A nove anni dalla scomparsa di padre Paolo Dall’Oglio, avvenuta in Siria, nella città di Al Raqqa all'epoca “capitale” dello stato Islamico, la Procura di Roma ha chiesto di archiviare il fascicolo di indagine in cui si procedeva per sequestro di persona con finalità di terrorismo. Un procedimento aperto nel luglio del 2013, proprio nelle ore successive alla scomparsa del religioso, e rimasto negli anni contro ignoti.

Secondo i pm "dal punto di vista giudiziario non è possibile accertare la sorte di padre Paolo Dall'Oglio".

Il gesuita romano, 59 anni, per oltre 30 aveva consacrato il suo impegno al dialogo fra comunità nella Siria e in tutto il Medio Oriente. È stato visto vivo per l'ultima volta il 29 luglio 2013, mentre entrava negli uffici del governatorato ad Al Raqqa, poi più nulla, neanche una rivendicazione. 

Negli atti dell'indagine una mail che Dall'Oglio inviò al fratello due giorni prima, per comunicargli di essere rientrato clandestinamente in Siria, dopo essere stato espulso, e di trovarsi a Al Raqqa per mediare la liberazione di due religiosi.

Secondo gli inquirenti sarebbe morto poche ore dopo la scomparsa, forse nel corso di un tentativo di sequestro finito tragicamente. Anche gli italiani liberati dopo sequestri in Siria hanno riferito che dai carcerieri dell'Isis avevano appreso della morte dell'uomo.

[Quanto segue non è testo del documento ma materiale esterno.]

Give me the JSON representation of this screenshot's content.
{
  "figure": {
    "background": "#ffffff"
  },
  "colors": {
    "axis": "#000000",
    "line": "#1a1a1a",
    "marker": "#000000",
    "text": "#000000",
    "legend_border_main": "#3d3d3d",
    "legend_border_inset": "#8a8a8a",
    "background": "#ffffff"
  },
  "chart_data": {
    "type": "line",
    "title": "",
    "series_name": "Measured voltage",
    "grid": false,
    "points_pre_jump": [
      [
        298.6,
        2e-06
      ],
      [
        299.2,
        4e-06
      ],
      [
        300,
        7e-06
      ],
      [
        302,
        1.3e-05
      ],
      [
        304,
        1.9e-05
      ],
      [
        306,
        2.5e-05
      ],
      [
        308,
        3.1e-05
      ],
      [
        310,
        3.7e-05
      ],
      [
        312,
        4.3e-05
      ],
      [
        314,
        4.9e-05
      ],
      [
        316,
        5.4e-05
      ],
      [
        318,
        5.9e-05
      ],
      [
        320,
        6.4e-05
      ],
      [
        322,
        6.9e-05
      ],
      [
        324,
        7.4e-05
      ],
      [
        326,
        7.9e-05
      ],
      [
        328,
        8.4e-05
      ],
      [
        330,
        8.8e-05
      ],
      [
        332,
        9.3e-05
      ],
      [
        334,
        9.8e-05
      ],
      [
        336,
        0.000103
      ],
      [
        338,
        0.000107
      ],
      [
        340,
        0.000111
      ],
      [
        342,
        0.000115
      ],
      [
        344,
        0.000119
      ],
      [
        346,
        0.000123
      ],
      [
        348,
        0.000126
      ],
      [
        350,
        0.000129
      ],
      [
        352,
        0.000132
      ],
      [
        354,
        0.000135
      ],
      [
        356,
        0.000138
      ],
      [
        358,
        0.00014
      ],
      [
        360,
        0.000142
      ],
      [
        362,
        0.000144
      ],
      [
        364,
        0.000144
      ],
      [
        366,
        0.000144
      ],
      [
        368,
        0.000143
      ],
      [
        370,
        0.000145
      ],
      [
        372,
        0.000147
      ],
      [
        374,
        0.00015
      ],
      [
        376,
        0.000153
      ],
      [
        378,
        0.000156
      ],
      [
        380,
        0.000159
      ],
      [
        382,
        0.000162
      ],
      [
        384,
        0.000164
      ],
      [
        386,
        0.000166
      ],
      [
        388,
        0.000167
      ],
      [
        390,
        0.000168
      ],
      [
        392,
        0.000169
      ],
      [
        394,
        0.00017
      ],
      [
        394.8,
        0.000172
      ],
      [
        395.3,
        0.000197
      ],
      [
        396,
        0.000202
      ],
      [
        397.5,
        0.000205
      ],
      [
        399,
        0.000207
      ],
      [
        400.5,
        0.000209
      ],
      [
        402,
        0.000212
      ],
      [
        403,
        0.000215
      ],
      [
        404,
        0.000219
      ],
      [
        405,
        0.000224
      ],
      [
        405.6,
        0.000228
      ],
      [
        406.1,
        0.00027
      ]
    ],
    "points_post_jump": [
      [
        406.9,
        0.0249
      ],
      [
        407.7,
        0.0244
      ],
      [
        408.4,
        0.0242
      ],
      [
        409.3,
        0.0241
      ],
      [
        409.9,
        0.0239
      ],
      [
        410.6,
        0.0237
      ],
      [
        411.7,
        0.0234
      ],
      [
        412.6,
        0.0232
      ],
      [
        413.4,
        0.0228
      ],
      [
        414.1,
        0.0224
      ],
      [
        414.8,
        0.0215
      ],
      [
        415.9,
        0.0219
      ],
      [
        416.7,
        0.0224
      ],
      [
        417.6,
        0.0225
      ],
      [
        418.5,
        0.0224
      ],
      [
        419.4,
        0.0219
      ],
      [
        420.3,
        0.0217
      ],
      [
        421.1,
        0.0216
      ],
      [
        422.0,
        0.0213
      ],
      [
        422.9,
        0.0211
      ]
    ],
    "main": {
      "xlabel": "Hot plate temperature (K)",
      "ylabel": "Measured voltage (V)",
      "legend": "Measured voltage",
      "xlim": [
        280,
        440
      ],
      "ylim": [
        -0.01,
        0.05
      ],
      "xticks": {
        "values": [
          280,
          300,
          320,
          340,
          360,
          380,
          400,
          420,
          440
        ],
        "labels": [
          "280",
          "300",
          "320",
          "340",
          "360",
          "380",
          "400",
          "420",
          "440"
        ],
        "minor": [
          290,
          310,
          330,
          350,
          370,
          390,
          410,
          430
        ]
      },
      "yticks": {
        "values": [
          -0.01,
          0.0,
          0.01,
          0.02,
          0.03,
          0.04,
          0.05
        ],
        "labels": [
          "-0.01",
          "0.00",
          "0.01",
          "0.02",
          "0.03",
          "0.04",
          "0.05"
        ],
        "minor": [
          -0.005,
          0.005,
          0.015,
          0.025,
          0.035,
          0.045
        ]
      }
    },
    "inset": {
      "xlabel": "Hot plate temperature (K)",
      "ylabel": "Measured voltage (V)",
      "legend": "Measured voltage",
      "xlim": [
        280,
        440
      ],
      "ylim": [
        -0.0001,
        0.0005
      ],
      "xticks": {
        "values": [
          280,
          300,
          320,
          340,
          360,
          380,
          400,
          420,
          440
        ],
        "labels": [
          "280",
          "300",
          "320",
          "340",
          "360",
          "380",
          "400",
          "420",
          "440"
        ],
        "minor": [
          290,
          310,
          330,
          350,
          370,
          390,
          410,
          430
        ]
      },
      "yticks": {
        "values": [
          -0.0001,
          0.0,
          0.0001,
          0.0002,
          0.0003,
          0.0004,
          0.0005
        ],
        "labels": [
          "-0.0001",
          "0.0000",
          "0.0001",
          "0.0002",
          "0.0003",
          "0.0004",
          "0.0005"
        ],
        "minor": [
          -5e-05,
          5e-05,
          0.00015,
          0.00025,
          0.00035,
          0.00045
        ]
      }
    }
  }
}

I familiari non si sono mai arresi: nel luglio scorso hanno scritto una lettera ai vertici istituzionali per chiedere l'istituzione di una Commissione parlamentare che consenta di "arrivare alla verità". In passato anche gli Stati Uniti si sono interessati al caso: nel 2019 è stata offerta una ricompensa di 5 milioni di dollari per chiunque potesse dare notizie sul gesuita. Ma dalle indagini non era mai emerso alcun elemento utile a chiarire la sua sorte.